The worsening of human rights abuses and economic deprivation in Oromia are largely influenced by the weakness and failure of the main players in the Oromo liberation camp due to their bad political culture and refusal to change for better, tolerate each other and listen to Oromo wisdom for the sake of the nation that they have suffered for until now. The OFDR is not dishing out all these criticisms for the sake of belittling our politicians or denying them their contributions and sacrifices but to let them be aware that without a shift of paradigm in their thinking and approach everything they fought for is being wasted.

The OFDR believes that the starting point for fundamental change lies in dialogue and reconciliation in the Oromo liberation camp based on Oromumma and we all need to focus our energy on the following points if we need to get out of this doldrums in the foreseeable future:

  1. The initiative taken by the OLF-Jijjirama faction to unify various Oromo organisations is commendable but not far reaching as important players in the Oromo liberation camp including the OLF-Shane and OLF-QC factions and FIDO are not part of this arrangement.
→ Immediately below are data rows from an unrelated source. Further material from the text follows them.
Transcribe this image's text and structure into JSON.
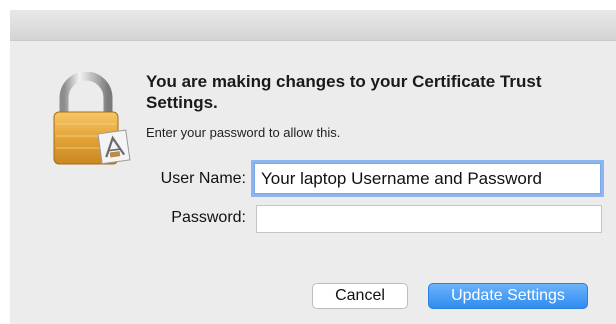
{
  "dialog": {
    "heading": "You are making changes to your Certificate Trust Settings.",
    "subtext": "Enter your password to allow this."
  },
  "form": {
    "username_label": "User Name:",
    "username_value": "Your laptop Username and Password",
    "password_label": "Password:",
    "password_value": ""
  },
  "buttons": {
    "cancel_label": "Cancel",
    "update_label": "Update Settings"
  },
  "icons": {
    "lock": "lock-icon"
  },
  "colors": {
    "accent": "#2f8cf0",
    "focus_ring": "#8db6ee",
    "lock_gold": "#e4a43a"
  }
}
The core leadership of GOPLF is not in it and there is no clear information whether all or part of the UOPLF (Tokkumma) is in or out. We urge the three factions of OLF to leave behind their old animosities and look for reasons that can bring them together rather than keeping them apart. We cannot see how one faction is going to be triumphant over the other let alone liberating Oromia. In the end we appeal to all factions and organisations to step over their egos and come together for the sake of saving our nation.

  2. Oromo political elites should refrain from using region and religion as a tool of building their own power base and vilifying others. No matter how easy it is to follow this approach its ultimate impact on achieving Bilisumma for all or any region is zero.

  3. Oromo political elites should instil the spirit of Oromumma in the minds of their supporters and actively discourage them from using any means of communications including paltalk from generalisation and marginalisation of any sector of the Oromo nation based on the acts and behaviour of their political opponents.

  4. Oromo institutions such as the Oromo Studies Association (OSA) and the Oromo National Academy (ONA) should continue to engage in the development of research materials including concepts, models and analysis that can assist the Oromo liberation movement and exert their influence in shaping the behaviour of our political leaders.

  5. Oromo community associations, mosques, churches and other civic organisation around the globe need to step up their effort to uphold Oromumma, refrain from rewarding bad behaviour and exert positive influence on our political leaders.

Finally the OFDR reaffirms its commitment towards the facilitation of dialogue and reconciliation in the Oromo liberation camp and appeal to all stake holders to focus on the big picture, Bilisumma. Or else history is never forgiving to those who squander opportunities and remembers them as losers and wreckers rather than founders and builders of their nations.